Guo Boyi, Huuki-Myers Louise A, Grant-Peters Melissa, Collado-Torres Leonardo, Hicks Stephanie C
Department of Biostatistics, Johns Hopkins Bloomberg School of Public Health, MD, USA.
Lieber Institute for Brain Development, Johns Hopkins Medical Campus, Baltimore, MD, USA.
bioRxiv. 2023 Jun 8:2023.03.18.533302. doi: 10.1101/2023.03.18.533302.
The creation of effective visualizations is a fundamental component of data analysis. In biomedical research, new challenges are emerging to visualize multi-dimensional data in a 2D space, but current data visualization tools have limited capabilities. To address this problem, we leverage Gestalt principles to improve the design and interpretability of multi-dimensional data in 2D data visualizations, layering aesthetics to display multiple variables. The proposed visualization can be applied to spatially-resolved transcriptomics data, but also broadly to data visualized in 2D space, such as embedding visualizations.
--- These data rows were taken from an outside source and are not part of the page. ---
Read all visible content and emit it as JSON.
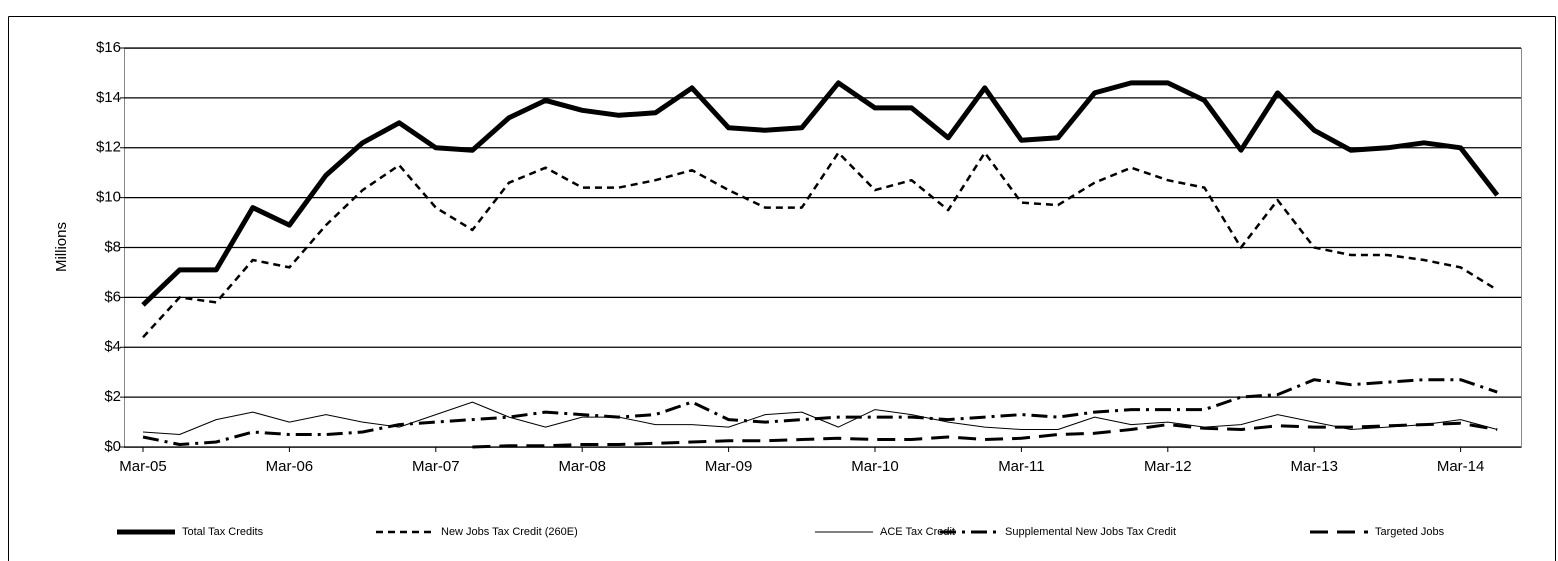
{
  "chart_data": {
    "type": "line",
    "y_label": "Millions",
    "categories": [
      "Mar-05",
      null,
      null,
      null,
      "Mar-06",
      null,
      null,
      null,
      "Mar-07",
      null,
      null,
      null,
      "Mar-08",
      null,
      null,
      null,
      "Mar-09",
      null,
      null,
      null,
      "Mar-10",
      null,
      null,
      null,
      "Mar-11",
      null,
      null,
      null,
      "Mar-12",
      null,
      null,
      null,
      "Mar-13",
      null,
      null,
      null,
      "Mar-14",
      null
    ],
    "ylim": [
      0,
      16
    ],
    "yticks": [
      {
        "value": 0,
        "label": "$0"
      },
      {
        "value": 2,
        "label": "$2"
      },
      {
        "value": 4,
        "label": "$4"
      },
      {
        "value": 6,
        "label": "$6"
      },
      {
        "value": 8,
        "label": "$8"
      },
      {
        "value": 10,
        "label": "$10"
      },
      {
        "value": 12,
        "label": "$12"
      },
      {
        "value": 14,
        "label": "$14"
      },
      {
        "value": 16,
        "label": "$16"
      }
    ],
    "grid": true,
    "legend": "bottom",
    "series": [
      {
        "name": "Total Tax Credits",
        "color": "#000000",
        "line_width": 5,
        "line_style": "solid",
        "values": [
          5.7,
          7.1,
          7.1,
          9.6,
          8.9,
          10.9,
          12.2,
          13.0,
          12.0,
          11.9,
          13.2,
          13.9,
          13.5,
          13.3,
          13.4,
          14.4,
          12.8,
          12.7,
          12.8,
          14.6,
          13.6,
          13.6,
          12.4,
          14.4,
          12.3,
          12.4,
          14.2,
          14.6,
          14.6,
          13.9,
          11.9,
          14.2,
          12.7,
          11.9,
          12.0,
          12.2,
          12.0,
          10.1
        ]
      },
      {
        "name": "New Jobs Tax Credit (260E)",
        "color": "#000000",
        "line_width": 2.5,
        "line_style": "dash",
        "values": [
          4.4,
          6.0,
          5.8,
          7.5,
          7.2,
          8.9,
          10.3,
          11.3,
          9.6,
          8.7,
          10.6,
          11.2,
          10.4,
          10.4,
          10.7,
          11.1,
          10.3,
          9.6,
          9.6,
          11.8,
          10.3,
          10.7,
          9.5,
          11.8,
          9.8,
          9.7,
          10.6,
          11.2,
          10.7,
          10.4,
          8.0,
          9.9,
          8.0,
          7.7,
          7.7,
          7.5,
          7.2,
          6.3
        ]
      },
      {
        "name": "ACE Tax Credit",
        "color": "#000000",
        "line_width": 1,
        "line_style": "solid",
        "values": [
          0.6,
          0.5,
          1.1,
          1.4,
          1.0,
          1.3,
          1.0,
          0.8,
          1.3,
          1.8,
          1.2,
          0.8,
          1.2,
          1.2,
          0.9,
          0.9,
          0.8,
          1.3,
          1.4,
          0.8,
          1.5,
          1.3,
          1.0,
          0.8,
          0.7,
          0.7,
          1.2,
          0.9,
          1.0,
          0.8,
          0.9,
          1.3,
          1.0,
          0.7,
          0.8,
          0.9,
          1.1,
          0.7
        ]
      },
      {
        "name": "Supplemental New Jobs Tax Credit",
        "color": "#000000",
        "line_width": 3,
        "line_style": "dashdot",
        "values": [
          0.4,
          0.1,
          0.2,
          0.6,
          0.5,
          0.5,
          0.6,
          0.9,
          1.0,
          1.1,
          1.2,
          1.4,
          1.3,
          1.2,
          1.3,
          1.8,
          1.1,
          1.0,
          1.1,
          1.2,
          1.2,
          1.2,
          1.1,
          1.2,
          1.3,
          1.2,
          1.4,
          1.5,
          1.5,
          1.5,
          2.0,
          2.1,
          2.7,
          2.5,
          2.6,
          2.7,
          2.7,
          2.2
        ]
      },
      {
        "name": "Targeted Jobs",
        "color": "#000000",
        "line_width": 3,
        "line_style": "longdash",
        "values": [
          null,
          null,
          null,
          null,
          null,
          null,
          null,
          null,
          null,
          0.0,
          0.05,
          0.05,
          0.1,
          0.1,
          0.15,
          0.2,
          0.25,
          0.25,
          0.3,
          0.35,
          0.3,
          0.3,
          0.4,
          0.3,
          0.35,
          0.5,
          0.55,
          0.7,
          0.9,
          0.75,
          0.7,
          0.85,
          0.8,
          0.8,
          0.85,
          0.9,
          0.95,
          0.7
        ]
      }
    ]
  }
}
We provide an open source R package escheR, which is built off of the state-of-the-art ggplot2 visualization framework and can be seamlessly integrated into genomics toolboxes and workflows.
创建有效的可视化是数据分析的一个基本组成部分。在生物医学研究中,在二维空间中可视化多维数据正面临新的挑战,但当前的数据可视化工具功能有限。为了解决这个问题,我们利用格式塔原则来改进二维数据可视化中多维数据的设计和可解释性,通过分层美学来显示多个变量。所提出的可视化方法不仅可以应用于空间分辨转录组学数据,还可以广泛应用于二维空间中可视化的数据,如嵌入可视化。我们提供了一个开源的R包escheR,它基于最先进的ggplot2可视化框架构建,可以无缝集成到基因组学工具箱和工作流程中。